Ne pas convoquer un fonctionnaire à son entretien professionnel entache son évaluation d’illégalité
Le 1ᵉʳ avril 2026, une attachée d’administration a obtenu du tribunal administratif de Dijon l’annulation de son compte rendu d’entretien professionnel de l’année 2022.
La juridiction a retenu que l’absence de convocation à l’entretien professionnel et les nombreuses lacunes du document d’évaluation avaient privé l’agente de certaines garanties, rendant nécessaire son annulation et le réexamen de sa situation administrative.
Le respect des garanties procédurales dans l’évaluation des fonctionnaires constitue une exigence essentielle. C’est ce qu’a rappelé le tribunal administratif de Dijon, dans sa décision du 1ᵉʳ avril 2026, en annulant le compte rendu d’entretien professionnel d’une attachée d’administration de l’État affectée à la direction interrégionale des services pénitentiaires de Dijon.

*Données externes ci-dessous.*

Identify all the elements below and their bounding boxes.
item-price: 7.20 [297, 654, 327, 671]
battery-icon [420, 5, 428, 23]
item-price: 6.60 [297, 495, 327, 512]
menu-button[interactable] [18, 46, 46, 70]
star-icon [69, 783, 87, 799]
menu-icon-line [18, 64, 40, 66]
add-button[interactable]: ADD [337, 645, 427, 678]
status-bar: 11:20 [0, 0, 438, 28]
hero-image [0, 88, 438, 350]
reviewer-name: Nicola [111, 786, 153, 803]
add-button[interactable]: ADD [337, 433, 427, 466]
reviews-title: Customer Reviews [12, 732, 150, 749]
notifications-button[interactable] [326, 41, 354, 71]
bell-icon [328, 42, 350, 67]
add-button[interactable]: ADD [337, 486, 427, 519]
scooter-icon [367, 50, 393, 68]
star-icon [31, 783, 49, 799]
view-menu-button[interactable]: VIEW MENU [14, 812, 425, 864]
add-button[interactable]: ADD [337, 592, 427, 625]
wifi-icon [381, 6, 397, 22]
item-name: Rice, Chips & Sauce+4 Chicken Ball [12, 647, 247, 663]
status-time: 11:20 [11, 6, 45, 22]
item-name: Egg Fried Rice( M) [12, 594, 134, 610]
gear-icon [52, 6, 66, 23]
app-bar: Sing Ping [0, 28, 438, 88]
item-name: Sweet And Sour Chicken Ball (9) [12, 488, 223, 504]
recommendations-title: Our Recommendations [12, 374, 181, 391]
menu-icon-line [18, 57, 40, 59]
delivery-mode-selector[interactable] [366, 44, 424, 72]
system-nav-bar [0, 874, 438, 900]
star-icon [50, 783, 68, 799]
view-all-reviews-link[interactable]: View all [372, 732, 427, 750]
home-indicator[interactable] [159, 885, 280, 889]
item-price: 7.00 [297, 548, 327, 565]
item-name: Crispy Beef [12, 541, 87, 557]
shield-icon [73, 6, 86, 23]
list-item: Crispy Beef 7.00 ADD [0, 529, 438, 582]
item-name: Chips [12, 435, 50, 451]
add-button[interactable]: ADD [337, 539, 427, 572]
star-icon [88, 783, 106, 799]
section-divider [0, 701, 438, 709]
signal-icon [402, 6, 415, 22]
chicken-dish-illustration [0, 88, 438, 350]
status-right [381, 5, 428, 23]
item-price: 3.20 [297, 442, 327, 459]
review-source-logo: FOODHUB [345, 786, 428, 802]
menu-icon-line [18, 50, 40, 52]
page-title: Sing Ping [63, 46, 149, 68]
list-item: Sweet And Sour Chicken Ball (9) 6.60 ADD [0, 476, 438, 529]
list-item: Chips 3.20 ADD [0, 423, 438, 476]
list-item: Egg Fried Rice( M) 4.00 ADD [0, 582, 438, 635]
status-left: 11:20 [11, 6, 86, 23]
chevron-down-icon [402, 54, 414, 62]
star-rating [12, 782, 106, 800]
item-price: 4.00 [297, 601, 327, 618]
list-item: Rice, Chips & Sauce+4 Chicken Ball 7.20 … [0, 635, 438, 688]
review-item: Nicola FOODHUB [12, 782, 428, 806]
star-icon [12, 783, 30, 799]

Une évaluation réalisée sans entretien préalable
À l’origine de l’affaire, une attachée d’administration exerçant depuis 2016, dont le compte rendu d’entretien professionnel pour l’année 2022 a été signé le 14 février 2023 par son supérieur hiérarchique. Or, il ressort des pièces du dossier que cet entretien n’a jamais eu lieu. Placée en congé de maladie à compter d’octobre 2022, l’intéressée n’a pas été convoquée et n’a donc pas pu participer à cet échange pourtant obligatoire.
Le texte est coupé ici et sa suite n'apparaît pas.